Seperti adegan dalam sebuah film ketika si pemeran utama terpatung ketika mendengar kabar yang tidak enak, itulah yang terjadi padaku. Aku tidak siap menerima kabar itu. Yang terjadi kemudian antara otak dan tubuhku tidak sinkron. Senyumku terkembang dan nada berbicaraku masih ceria, padahal dalam hatiku aku ingin menangis tersedu-sedu. Waktuku selama dua tahun bersamanya ternyata sia-sia.
Ia adalah versi lain dari diriku. Ia sangat menyukai video game dan piawai membuat game buatan sendiri. Ia sering menunjukkan game buatannya yang sederhana dan menggunakan karakter yang lucu-lucu. Ia juga pandai memainkan alat musik, memetik gitar, menggebuk drum juga membuat lirik lagu. Sering aku berkhayal bisa membentuk band bersamanya atau berharap-harap cemas ia membuatkan lirik lagu yang romantis untukku. Ia versi lain diriku dalam wujud pria. Mungkin ia memang ditakdirkan menjadi belahan jiwaku.
Aku bertemu dengannya di sebuah counter playstation. Aku sedang mengubek-ubek kepingan CD yang ada di depanku, mencari yang kiranya menarik untuk kumainkan. Lalu kudengar ada yang menyeletuk, mengomentari ini dan itu.
“Uh Final Fantasy dan Game of Thrones, mainstream banget. ..”
Aku mengambil beberapa CD dan membaca keterangan di sampulnya. Lagi-lagi ia berkomentar.
“Astaga Pokemon Go, The Walking Dead, Mortal Kombat..., kenapa nggak sekalian Candy Crush dan Pac-Man...”
Aku tersinggung dan merasa kesal. Belagu banget sih anak. Aku penasaran, ingin tahu siapa pelaku yang membuat kupingku dan hatiku gondok ini.

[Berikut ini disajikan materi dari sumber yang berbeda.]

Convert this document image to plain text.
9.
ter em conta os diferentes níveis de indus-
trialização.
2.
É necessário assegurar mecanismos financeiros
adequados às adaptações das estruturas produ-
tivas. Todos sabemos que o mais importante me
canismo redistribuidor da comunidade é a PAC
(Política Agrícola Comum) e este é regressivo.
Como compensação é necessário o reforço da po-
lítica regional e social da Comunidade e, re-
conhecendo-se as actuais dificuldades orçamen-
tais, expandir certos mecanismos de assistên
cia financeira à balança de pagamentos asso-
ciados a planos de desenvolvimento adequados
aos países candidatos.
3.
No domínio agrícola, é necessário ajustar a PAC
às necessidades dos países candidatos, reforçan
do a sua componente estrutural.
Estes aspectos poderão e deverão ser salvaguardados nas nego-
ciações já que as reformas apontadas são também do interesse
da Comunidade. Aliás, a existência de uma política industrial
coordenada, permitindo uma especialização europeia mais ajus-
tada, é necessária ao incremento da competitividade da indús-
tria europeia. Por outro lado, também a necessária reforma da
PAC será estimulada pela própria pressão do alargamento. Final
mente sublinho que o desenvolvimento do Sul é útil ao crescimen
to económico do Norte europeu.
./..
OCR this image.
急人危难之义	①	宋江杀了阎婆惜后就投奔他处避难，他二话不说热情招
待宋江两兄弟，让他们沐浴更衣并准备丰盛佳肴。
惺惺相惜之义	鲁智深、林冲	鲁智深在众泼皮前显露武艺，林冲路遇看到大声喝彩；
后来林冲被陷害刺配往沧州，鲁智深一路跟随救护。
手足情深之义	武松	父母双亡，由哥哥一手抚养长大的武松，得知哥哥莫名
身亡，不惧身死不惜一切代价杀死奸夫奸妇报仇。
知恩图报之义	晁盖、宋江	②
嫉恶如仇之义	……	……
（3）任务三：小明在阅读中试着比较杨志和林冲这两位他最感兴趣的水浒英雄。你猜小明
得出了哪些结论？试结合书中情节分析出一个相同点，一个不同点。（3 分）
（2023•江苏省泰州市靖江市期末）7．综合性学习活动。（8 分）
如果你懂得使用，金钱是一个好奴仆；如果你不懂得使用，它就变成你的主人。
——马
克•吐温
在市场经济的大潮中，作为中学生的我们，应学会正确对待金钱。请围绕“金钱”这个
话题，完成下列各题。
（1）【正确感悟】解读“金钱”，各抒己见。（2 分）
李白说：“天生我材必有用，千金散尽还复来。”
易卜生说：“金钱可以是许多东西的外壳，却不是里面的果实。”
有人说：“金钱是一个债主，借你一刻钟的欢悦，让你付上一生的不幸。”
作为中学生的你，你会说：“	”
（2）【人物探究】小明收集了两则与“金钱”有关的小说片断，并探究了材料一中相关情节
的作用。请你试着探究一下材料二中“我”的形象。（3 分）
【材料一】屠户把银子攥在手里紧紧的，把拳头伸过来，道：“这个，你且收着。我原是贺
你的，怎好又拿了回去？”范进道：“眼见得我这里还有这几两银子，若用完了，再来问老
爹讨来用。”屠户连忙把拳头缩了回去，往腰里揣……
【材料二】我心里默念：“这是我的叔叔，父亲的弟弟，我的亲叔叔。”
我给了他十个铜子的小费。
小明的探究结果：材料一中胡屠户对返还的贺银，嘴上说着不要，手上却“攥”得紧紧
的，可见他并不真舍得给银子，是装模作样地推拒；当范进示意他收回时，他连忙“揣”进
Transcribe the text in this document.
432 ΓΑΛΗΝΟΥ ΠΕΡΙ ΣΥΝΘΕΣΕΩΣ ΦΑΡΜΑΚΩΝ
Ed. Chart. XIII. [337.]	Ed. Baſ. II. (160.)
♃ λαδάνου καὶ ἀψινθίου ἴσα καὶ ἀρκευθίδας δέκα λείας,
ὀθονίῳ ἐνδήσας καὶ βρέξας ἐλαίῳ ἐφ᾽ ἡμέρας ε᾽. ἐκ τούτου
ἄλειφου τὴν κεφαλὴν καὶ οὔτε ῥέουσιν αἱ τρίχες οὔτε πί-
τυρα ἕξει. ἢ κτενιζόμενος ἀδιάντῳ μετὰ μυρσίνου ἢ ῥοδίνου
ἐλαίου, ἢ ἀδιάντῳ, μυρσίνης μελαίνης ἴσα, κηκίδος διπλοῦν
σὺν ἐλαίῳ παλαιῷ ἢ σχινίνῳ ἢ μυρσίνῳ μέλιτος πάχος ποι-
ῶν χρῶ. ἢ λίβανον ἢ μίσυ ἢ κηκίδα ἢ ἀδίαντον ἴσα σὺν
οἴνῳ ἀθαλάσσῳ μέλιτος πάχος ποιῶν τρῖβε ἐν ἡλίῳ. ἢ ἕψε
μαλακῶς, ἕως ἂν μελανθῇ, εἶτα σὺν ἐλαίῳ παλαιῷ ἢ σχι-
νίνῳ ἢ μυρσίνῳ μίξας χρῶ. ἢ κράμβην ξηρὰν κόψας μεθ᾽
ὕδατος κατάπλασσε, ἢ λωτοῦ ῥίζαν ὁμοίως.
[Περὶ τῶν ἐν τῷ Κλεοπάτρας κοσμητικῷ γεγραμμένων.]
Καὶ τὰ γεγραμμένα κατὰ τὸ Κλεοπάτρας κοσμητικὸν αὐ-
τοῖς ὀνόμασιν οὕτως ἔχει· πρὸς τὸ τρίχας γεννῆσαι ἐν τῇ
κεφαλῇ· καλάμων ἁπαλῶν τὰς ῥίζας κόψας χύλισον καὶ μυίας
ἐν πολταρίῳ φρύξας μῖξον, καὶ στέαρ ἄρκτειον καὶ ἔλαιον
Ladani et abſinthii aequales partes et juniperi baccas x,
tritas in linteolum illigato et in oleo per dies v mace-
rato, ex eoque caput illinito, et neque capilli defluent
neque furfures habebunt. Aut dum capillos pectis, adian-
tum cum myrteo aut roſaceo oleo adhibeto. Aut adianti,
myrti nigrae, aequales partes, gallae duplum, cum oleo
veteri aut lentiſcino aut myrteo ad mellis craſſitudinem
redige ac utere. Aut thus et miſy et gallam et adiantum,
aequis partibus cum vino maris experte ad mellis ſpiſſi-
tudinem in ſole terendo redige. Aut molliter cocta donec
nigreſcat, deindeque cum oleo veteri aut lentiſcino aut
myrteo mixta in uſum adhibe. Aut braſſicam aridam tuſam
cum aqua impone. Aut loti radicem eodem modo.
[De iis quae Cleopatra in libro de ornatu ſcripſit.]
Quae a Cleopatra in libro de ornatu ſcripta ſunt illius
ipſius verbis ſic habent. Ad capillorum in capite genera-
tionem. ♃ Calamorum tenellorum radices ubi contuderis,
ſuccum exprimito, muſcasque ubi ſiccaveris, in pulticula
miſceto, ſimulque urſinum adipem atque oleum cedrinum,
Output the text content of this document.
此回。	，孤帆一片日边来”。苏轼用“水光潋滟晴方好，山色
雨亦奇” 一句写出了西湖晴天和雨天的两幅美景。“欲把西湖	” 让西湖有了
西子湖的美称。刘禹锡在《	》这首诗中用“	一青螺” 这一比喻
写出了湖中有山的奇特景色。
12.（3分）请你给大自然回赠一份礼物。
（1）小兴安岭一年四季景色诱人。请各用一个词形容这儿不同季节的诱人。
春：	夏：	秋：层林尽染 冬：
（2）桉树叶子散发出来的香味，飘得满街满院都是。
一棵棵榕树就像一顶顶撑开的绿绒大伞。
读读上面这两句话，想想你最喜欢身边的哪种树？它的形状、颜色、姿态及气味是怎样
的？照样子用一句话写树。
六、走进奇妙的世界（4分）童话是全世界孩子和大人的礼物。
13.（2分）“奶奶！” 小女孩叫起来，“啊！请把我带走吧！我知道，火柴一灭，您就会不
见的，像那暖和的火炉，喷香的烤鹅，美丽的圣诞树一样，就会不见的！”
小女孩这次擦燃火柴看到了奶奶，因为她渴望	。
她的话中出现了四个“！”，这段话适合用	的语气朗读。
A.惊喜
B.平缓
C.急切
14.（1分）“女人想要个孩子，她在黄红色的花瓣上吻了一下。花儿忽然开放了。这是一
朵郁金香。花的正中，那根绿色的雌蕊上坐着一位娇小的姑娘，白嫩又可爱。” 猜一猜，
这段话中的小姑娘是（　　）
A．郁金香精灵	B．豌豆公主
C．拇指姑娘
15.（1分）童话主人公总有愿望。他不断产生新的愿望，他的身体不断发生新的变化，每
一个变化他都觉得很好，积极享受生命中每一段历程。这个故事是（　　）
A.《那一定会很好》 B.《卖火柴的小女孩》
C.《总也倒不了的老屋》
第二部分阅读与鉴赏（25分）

Cowok itu dengan santainya membolak-balik tumpukan CD games yang ingin kubeli. Ia tersenyum jahil ke arahku. Aku bersiap-siap sewot dan mengucapkan kata-kata kasar. Tapi senyumnya itu bukan senyum yang menyebalkan. Meskipun tampangnya jahil, senyum itu manis karena pemiliknya rupanya tampan.
Tingtong...!!! Payah, bukannya marah, aku malah terpaku melihatnya membongkar tumpukan CD-ku yang telah dengan seksama dan susah payah kupilah-pilah dari tumpukan.
“Ini saja yang dibeli. Boros amat mau beli yang beginian”. Ia menyodorkan dua keping CD ke arahku, sedangkan lainnya ia masukkan kembali ke rak CD. Aku melongo dan super kesal.
Aku melirik CD games yang dipegangnya. “Ih klasik banget World of Warcraft dan Counter Strike yang dipilih”. Aku senang berhasil membalas ejekannya.